With his military background, Reid understood body language. And apparently she and Jayson were doing a crappy job of hiding whatever—hopefully sex—it was they had going on.
“Well, if you’d seen the way he looked at me an hour ago, you’d feel differently.”
He clicked a file and within seconds a video popped up. A few more clicks brought them to a timestamp of 10:55 a.m. Forty-five minutes prior to the shooting.
Before hitting play, Reid sat back and swiveled to face her. “Here’s the thing about guys. Guys like him specifically.”
“This should be good.”
“Actually, it is. I’m going to enlighten you.” He hit her with the cocky smile. “I get this guy. We have a lot in common.”
Didn’t that just scare the hell out of her?
“We’re twisted,” Reid said. “We want a strong woman, but not too strong. We like being the hero.”
Maggie snorted and Reid put up his hands. “We’re also, in some ways, control freaks. When I was in the Army, I never knew when a mission would go sideways. It freaked me out for a while. Then I figured out I could control other aspects of my life. My clothing, my shaving habits, how I put my socks on. Easy, routine stuff. I see a lot of that in Tuck. He’s neat. Orderly. When he works out, he’s shows up fifteen minutes early and is ready to go when I say. The exception was the day you distracted him. Basically, he’s a control freak with a hero complex.”
Had she been paying attention, she’d have realized it. She’d have realized that Jayson, who’d almost gotten blown away earlier today, might be suffering some emotional stress from the disruption to his environment. Then, to further complicate that stress, she’d rushed off to chase the bad guy. Leaving him behind.
Did it make her wrong in her actions?
&nb
sp; No.
But at least now she understood.
Maggie blew out a long breath. “Well, shoot.”
Reid hit play on the video. “Now she’s getting it.”

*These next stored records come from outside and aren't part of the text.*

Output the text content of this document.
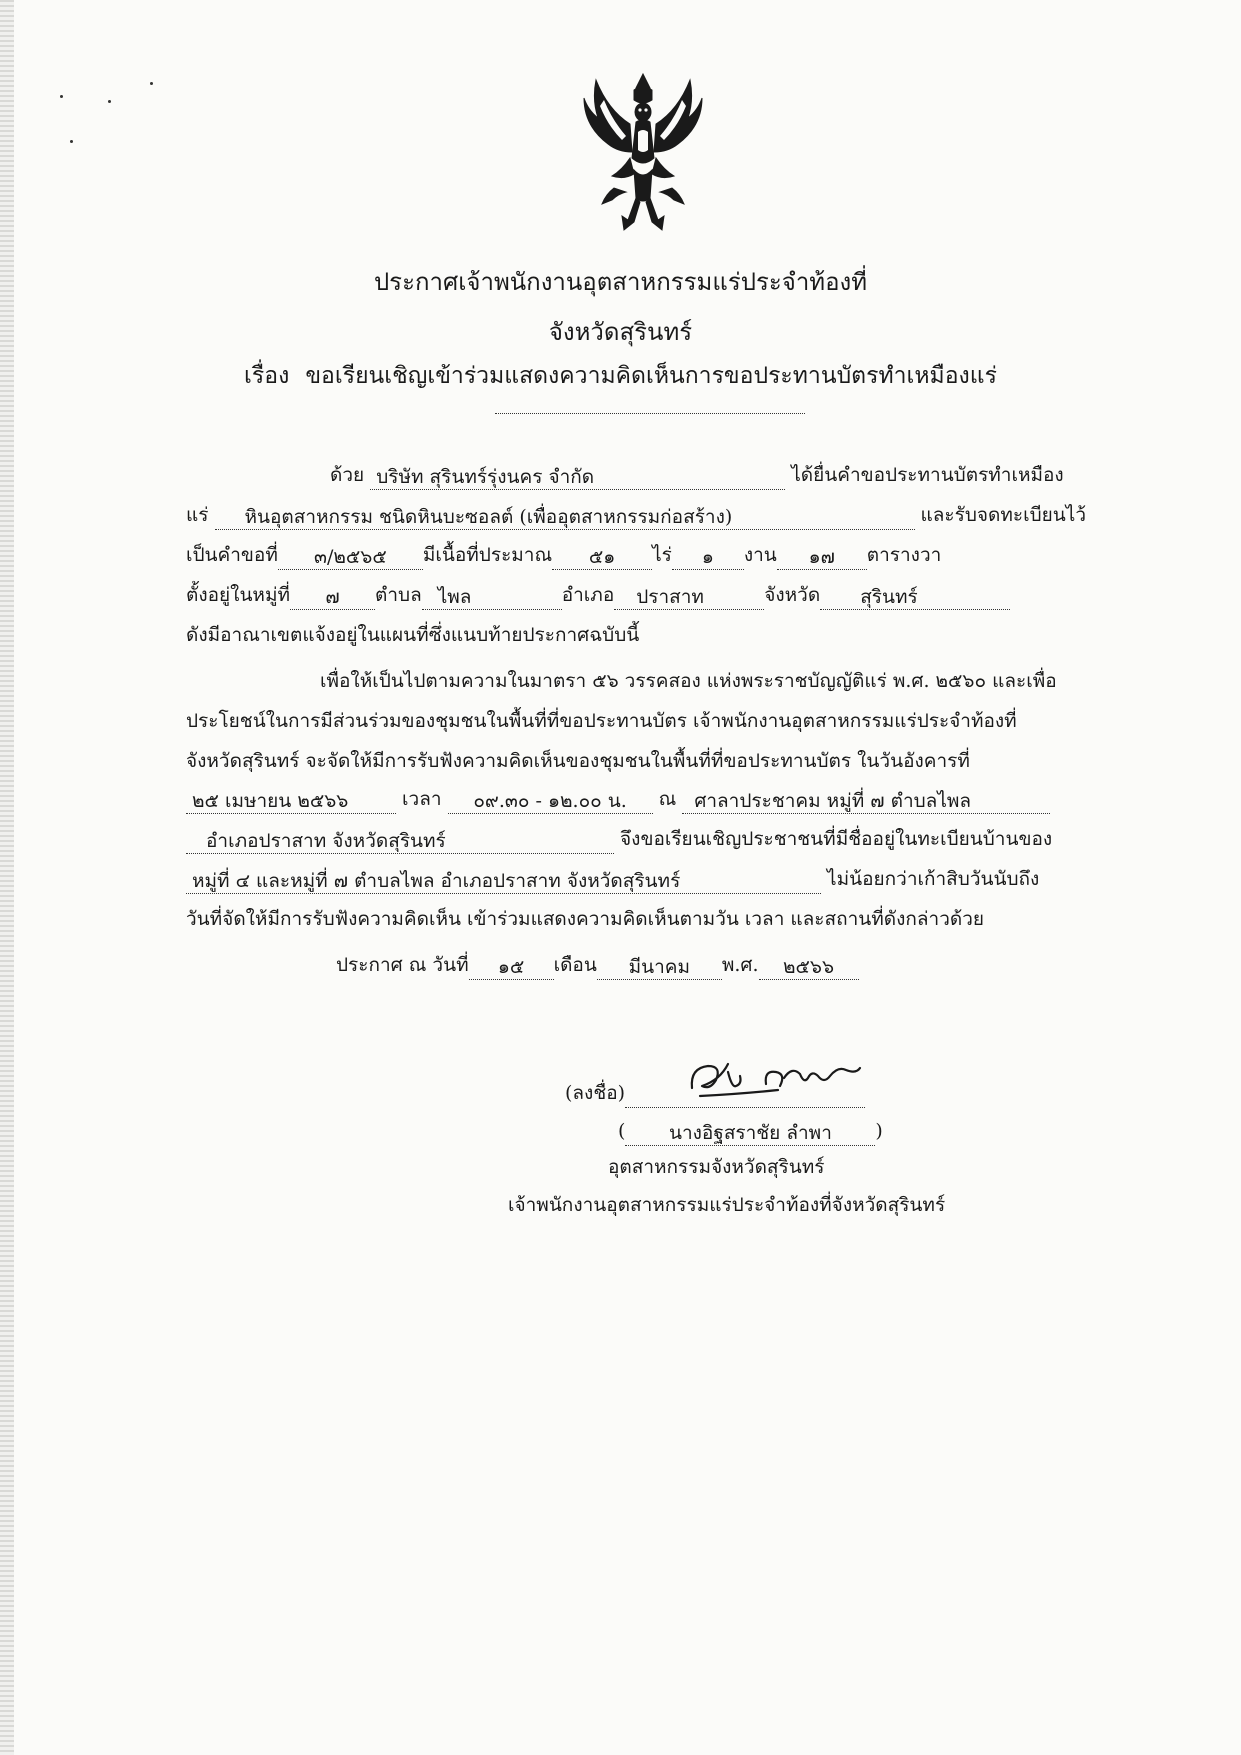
ประกาศเจ้าพนักงานอุตสาหกรรมแร่ประจำท้องที่
จังหวัดสุรินทร์
เรื่อง ขอเรียนเชิญเข้าร่วมแสดงความคิดเห็นการขอประทานบัตรทำเหมืองแร่
ด้วย บริษัท สุรินทร์รุ่งนคร จำกัด	ได้ยื่นคำขอประทานบัตรทำเหมือง
แร่ หินอุตสาหกรรม ชนิดหินบะซอลต์ (เพื่ออุตสาหกรรมก่อสร้าง)	และรับจดทะเบียนไว้
เป็นคำขอที่ ๓/๒๕๖๕ มีเนื้อที่ประมาณ ๕๑ ไร่ ๑ งาน ๑๗ ตารางวา
ตั้งอยู่ในหมู่ที่ ๗ ตำบล ไพล	อำเภอ ปราสาท	จังหวัด สุรินทร์
ดังมีอาณาเขตแจ้งอยู่ในแผนที่ซึ่งแนบท้ายประกาศฉบับนี้
เพื่อให้เป็นไปตามความในมาตรา ๕๖ วรรคสอง แห่งพระราชบัญญัติแร่ พ.ศ. ๒๕๖๐ และเพื่อ
ประโยชน์ในการมีส่วนร่วมของชุมชนในพื้นที่ที่ขอประทานบัตร เจ้าพนักงานอุตสาหกรรมแร่ประจำท้องที่
จังหวัดสุรินทร์ จะจัดให้มีการรับฟังความคิดเห็นของชุมชนในพื้นที่ที่ขอประทานบัตร ในวันอังคารที่
๒๕ เมษายน ๒๕๖๖	เวลา ๐๙.๓๐ - ๑๒.๐๐ น. ณ ศาลาประชาคม หมู่ที่ ๗ ตำบลไพล
อำเภอปราสาท จังหวัดสุรินทร์	จึงขอเรียนเชิญประชาชนที่มีชื่ออยู่ในทะเบียนบ้านของ
หมู่ที่ ๔ และหมู่ที่ ๗ ตำบลไพล อำเภอปราสาท จังหวัดสุรินทร์	ไม่น้อยกว่าเก้าสิบวันนับถึง
วันที่จัดให้มีการรับฟังความคิดเห็น เข้าร่วมแสดงความคิดเห็นตามวัน เวลา และสถานที่ดังกล่าวด้วย
ประกาศ ณ วันที่ ๑๕ เดือน มีนาคม พ.ศ. ๒๕๖๖
(ลงชื่อ)
( นางอิฐสราชัย ลำพา )
อุตสาหกรรมจังหวัดสุรินทร์
เจ้าพนักงานอุตสาหกรรมแร่ประจำท้องที่จังหวัดสุรินทร์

Absently, she watched the video scroll. “Not only wasn’t he in control of his environment, he was the intended victim. Then I shanghaied the conversation with Grif.”
On screen, the shooter appeared in profile, casually walking with a soft gun case hung over his shoulder and something dinged in Maggie’s brain.
Hang on. Something about him was familiar. Had she seen him before? She studied him for a long few seconds, but…nothing. This guy could have been any average Joe.
She shook it off as Reid zoomed in.
“No,” Maggie said. “Leave the wide view. I want to see his hands.”
He panned wider, getting the shooter’s hands into view. She tilted her head. “Can you zoom in on his right hand?”
“Sure.”
“I hear what you’re saying about Jayson, but I can’t apologize for doing my job.”
“Not saying that. People rely on you. Same goes with him. Once in a while, you gotta throw the guy a bone. Let him be a hero.”
Oh, whatever.
This had been her problem with every male suitor in her life. They loved her independence, but hated her lack of neediness. How the hell was she supposed to deal with that?
No way to win.
She pointed at the monitor. “Right hand. He’s a smoker.” She backhanded Reid on the shoulder. “Do me a favor and keep watching that. See if he tosses the cigarette on the path.”
“I’ll kill the fucker myself. I mean, trashing our property? What the hell?”
“I’m hoping he did.” Maggie headed for the door. “Call me if he tosses it.”
“Where are you going?”
“To find Jayson and then hopefully retrieve that cigarette butt.”
* * *
Jayson stood at Miss Joan’s counter mixing Sam’s favorite meatloaf for dinner. His cooking lessons taught him that prepping it early allowed the meat to absorb the spices and enhanced the flavor. Since Sam liked onions and green peppers he’d mix one for her and one for him. Minus the onions.